Kevin Rudolf: Der Möchtegern-Revoluzzer

Die Single „Let It Rock“ ist allgegenwärtig, ihr Urheber Kevin Rudolf eher unbekannt. Dabei arbeitete er vor seiner Solo-Karriere schon für Nelly Furtado und die Black Eyed Peas.

Düsseldorf. Wenn man dem Infozettel der Plattenfirma Glauben schenken darf, dann hört der kommende Revoluzzer des Musikgeschäftes auf den Namen Kevin Rudolf. Genauer gesagt steht der New Yorker sogar schon kurz vor der Machtübernahme: Seine Debütsingle "Let It Rock" sei "einfach so aus dem Nichts" aufgetaucht, heißt es da. "Wie eine Bombe, die in allen US-Radiosendern gleichzeitig explodierte und eine einzige massive Druckwelle auslöste".

So massiv gar, dass Kevin Rudolf von einem Tag auf den anderen "im Fadenkreuz" der DJs stand. Reichlich martialisch klingt so etwas in einer Zeit, in der der neue Präsident der Vereinigten Staaten Barack Obama heißt und die Amerikaner nach Jahren endlich einmal anderes im Kopf haben als Terror und Gewalt.

Und wie der Mann singt: "Every day I’m a star in the city. Walk the streets like a loaded gun." Der Held läuft wie eine geladene Knarre durch seine Stadt und hat ein Versprechen im Gepäck: "When I arrive, I, I’ll bring the fire. Make you come alive, I can take you higher", stottert er. Soll heißen: Er hat Feuer unterm sprichwörtlichen Hintern und zündet damit jeden an, der ihm zu nahe kommt. "In The City" heißt das Debütalbum Kevin Rudolfs, das jetzt auch in Europa erscheint. Es klingt nach einer recht zweifelhaften Revolution.

Natürlich sind da die unmöglich zu ignorierenden Referenzen des jungen Mannes: Rudolf arbeitete als Studiomusiker und Produzent bereits mit Top-Acts wie Nelly Furtado, Timbaland oder den Black Eyed Peas zusammen. Für den Song "Let it rock" holte er sich Lil Wayne ins Boot. Weitere Mitspieler auf "In The City" sind NAS und Rick Ross - was beweist: Unbedarft ist der Amerikaner wahrlich nicht.

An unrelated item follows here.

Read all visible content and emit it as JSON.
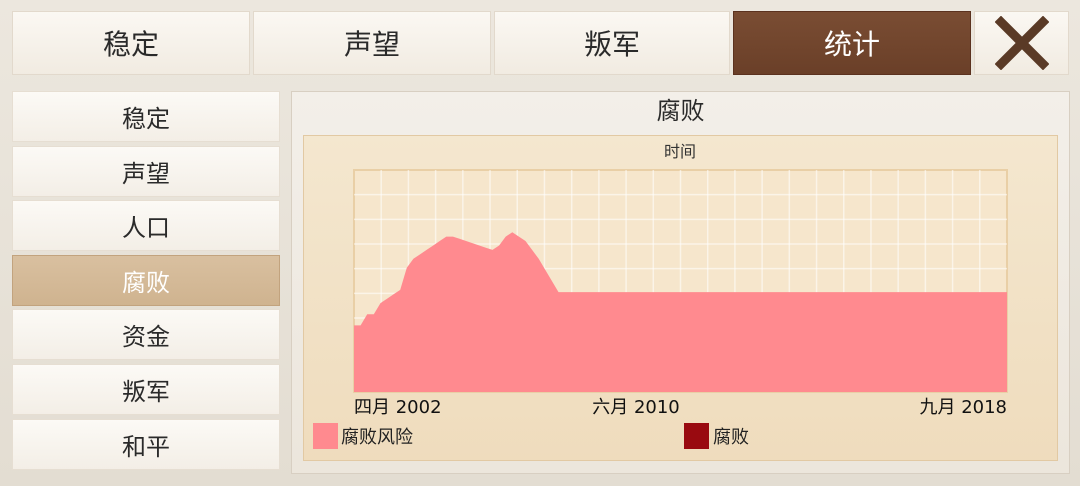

Zudem kennt er sich irgendwie überall aus: Sein Heimat-Label "Cash Money Records" hat sich von Hause aus jenem Rap und Hip-Hop verschrieben, der Rudolf schon als Jugendlicher in den Straßen New Yorks um die Ohren ballerte. Und sein Instrument ist die Gitarre - sie machte ihn zum Rocker. Mit erhobener Faust und "Punk-Beigeschmack", wie die Plattenfirma verlauten lässt. Auf das Cover des Albums, so wird verkündet, würden gar die großen "Clash" stolz sein: Es zeigt Kevin Rudolfs Silhouette, in der Hand die tief am Körper hängende Gibson Les Paul, das Ur-Werkzeug des Rockers. Im Hintergrund ist eine Kulisse aus heruntergekommenen Häuserzeilen zu sehen. Auch der Sticker zur Warnung vor jugendgefährdender Sprache darf natürlich nicht fehlen.

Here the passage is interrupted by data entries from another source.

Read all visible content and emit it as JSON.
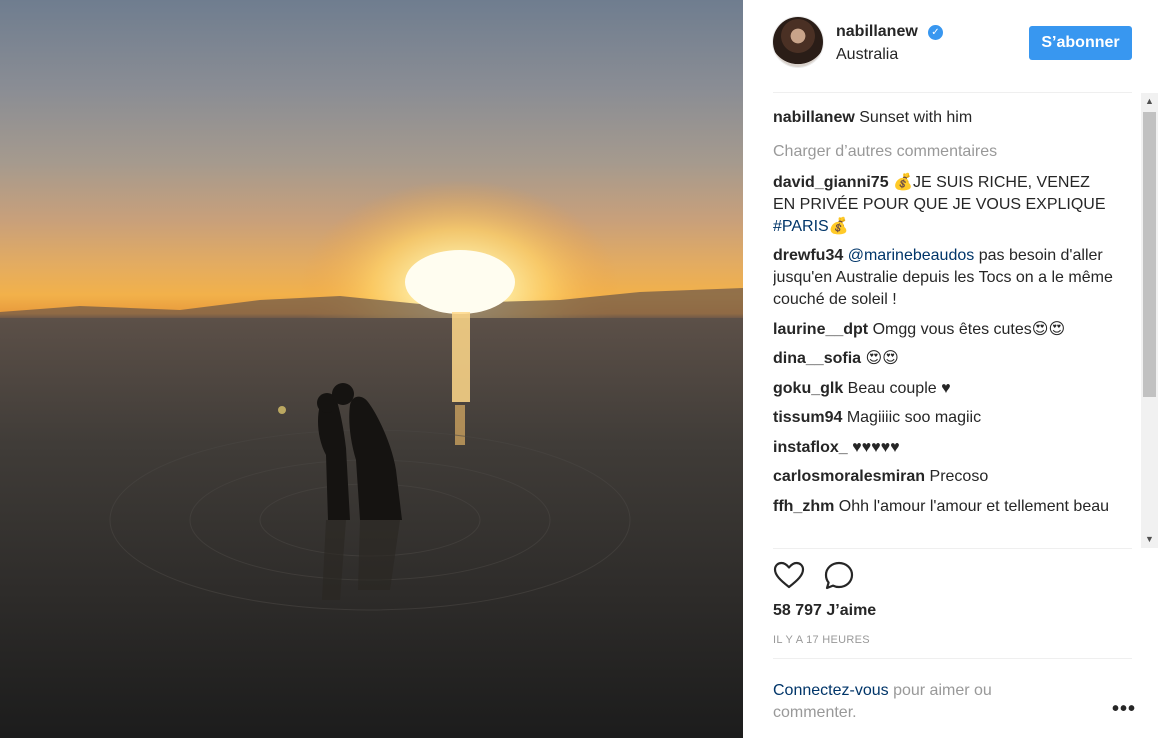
{
  "post": {
    "username": "nabillanew",
    "location": "Australia",
    "follow_label": "S’abonner",
    "verified_icon": "✓"
  },
  "comments": {
    "caption": {
      "user": "nabillanew",
      "text": "Sunset with him"
    },
    "load_more": "Charger d’autres commentaires",
    "items": [
      {
        "user": "david_gianni75",
        "text": " 💰JE SUIS RICHE, VENEZ EN PRIVÉE POUR QUE JE VOUS EXPLIQUE ",
        "tag": "#PARIS💰"
      },
      {
        "user": "drewfu34",
        "mention": "@marinebeaudos",
        "text": " pas besoin d'aller jusqu'en Australie depuis les Tocs on a le même couché de soleil !"
      },
      {
        "user": "laurine__dpt",
        "text": " Omgg vous êtes cutes😍😍"
      },
      {
        "user": "dina__sofia",
        "text": " 😍😍"
      },
      {
        "user": "goku_glk",
        "text": " Beau couple ♥"
      },
      {
        "user": "tissum94",
        "text": " Magiiiic soo magiic"
      },
      {
        "user": "instaflox_",
        "text": " ♥♥♥♥♥"
      },
      {
        "user": "carlosmoralesmiran",
        "text": " Precoso"
      },
      {
        "user": "ffh_zhm",
        "text": " Ohh l'amour l'amour et tellement beau"
      }
    ]
  },
  "stats": {
    "likes": "58 797 J’aime",
    "time_ago": "IL Y A 17 HEURES"
  },
  "login": {
    "link": "Connectez-vous",
    "text": " pour aimer ou commenter."
  },
  "more_label": "•••",
  "icons": {
    "like": "heart-icon",
    "comment": "comment-icon"
  },
  "colors": {
    "accent": "#3897f0",
    "link": "#003569",
    "muted": "#999999"
  }
}
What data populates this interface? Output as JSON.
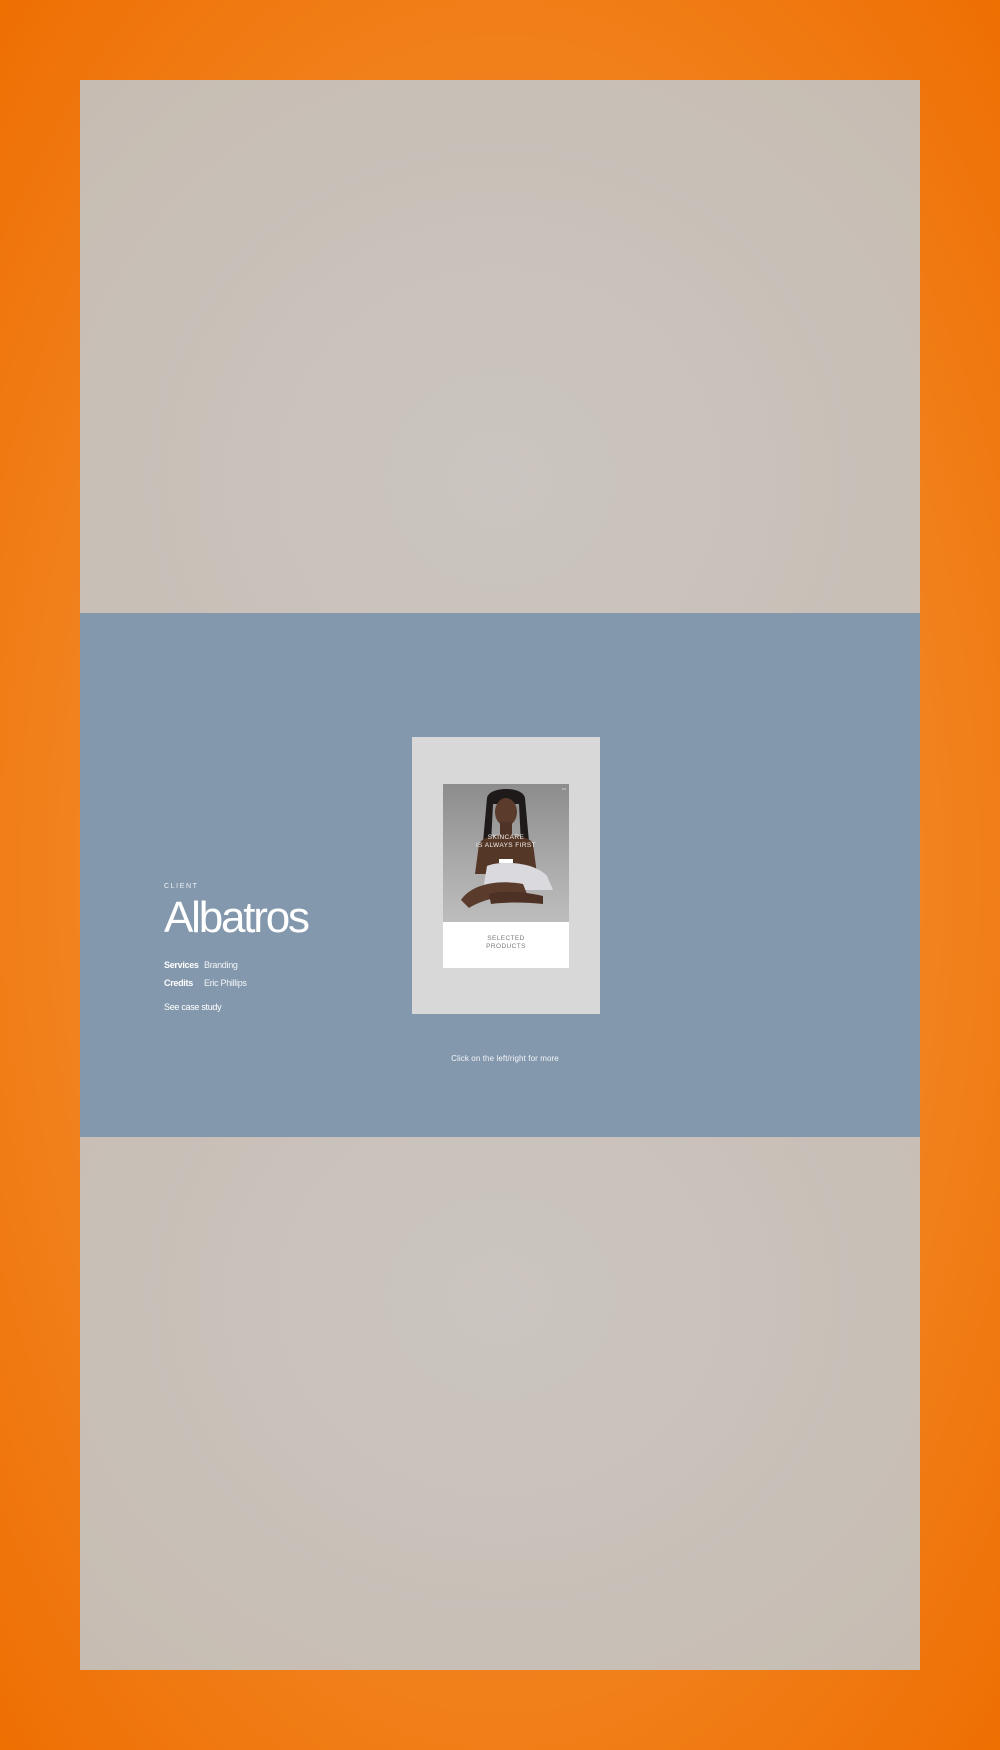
{
  "showcase": {
    "eyebrow": "CLIENT",
    "client_name": "Albatros",
    "meta": [
      {
        "key": "Services",
        "value": "Branding"
      },
      {
        "key": "Credits",
        "value": "Eric Phillips"
      }
    ],
    "case_study_link": "See case study",
    "preview": {
      "heading": "SKINCARE\nIS ALWAYS FIRST",
      "section_label": "SELECTED\nPRODUCTS"
    },
    "navigation_hint": "Click on the left/right for more"
  },
  "colors": {
    "page_background": "#ee6f02",
    "panel_neutral": "#c8bfb6",
    "panel_active": "#8498ad",
    "text_light": "#ffffff"
  }
}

Und somit ist sie fertig, die Optik aus Hinterhof-Dreck und Subversivität, die man eigentlich immer von den Ramones, den in den 80ern gegen das Establishment hetzenden US-Hardcore-Bands oder den britischen Streetpunks als Sprachrohr der "Working class" gewohnt war. Jetzt aber kommt Herr Rudolf.

Leider bleibt er nicht lange - jedenfalls nicht im Ohr. Dazu sind seine Texte einfach zu platt und übersättigt mit den üblichen Fäkalsprachen-Klischees. Die Synthesizer-Beats pluckern vor sich hin. Und der "frische Wind", den der Umtriebige nach eigenen Worten mit seiner Gitarre dem Rap und Hiphop einhauchen will, entpuppt sich ob der belanglosen Riffbruchstücke als heiße Luft.

Seine Vergangenheit als Studiomusiker mag vielleicht gezeigt haben, dass Kevin Rudolf kein Schlechter ist. Und Ideen hat der Mann ja auch. Aber "In The City" offenbart dreierlei. Erstens: Die urbane Musik New Yorks kommt eigentlich ganz gut ohne Rock aus. Zweitens: Wer etwas wirklich Subversives hören will, der greift zu Public Enemys "It Takes A Nation Of Millions To Hold Us Back" oder zu den Platten Black Flags. Und drittens: Wer trotzdem Lust auf Crossover hat, der schiebt bitteschön die Beastie Boys in den CD-Spieler. Das war schon immer Gebot. Und das bleibt auch nach Kevin Rudolf so. Revolution verschoben.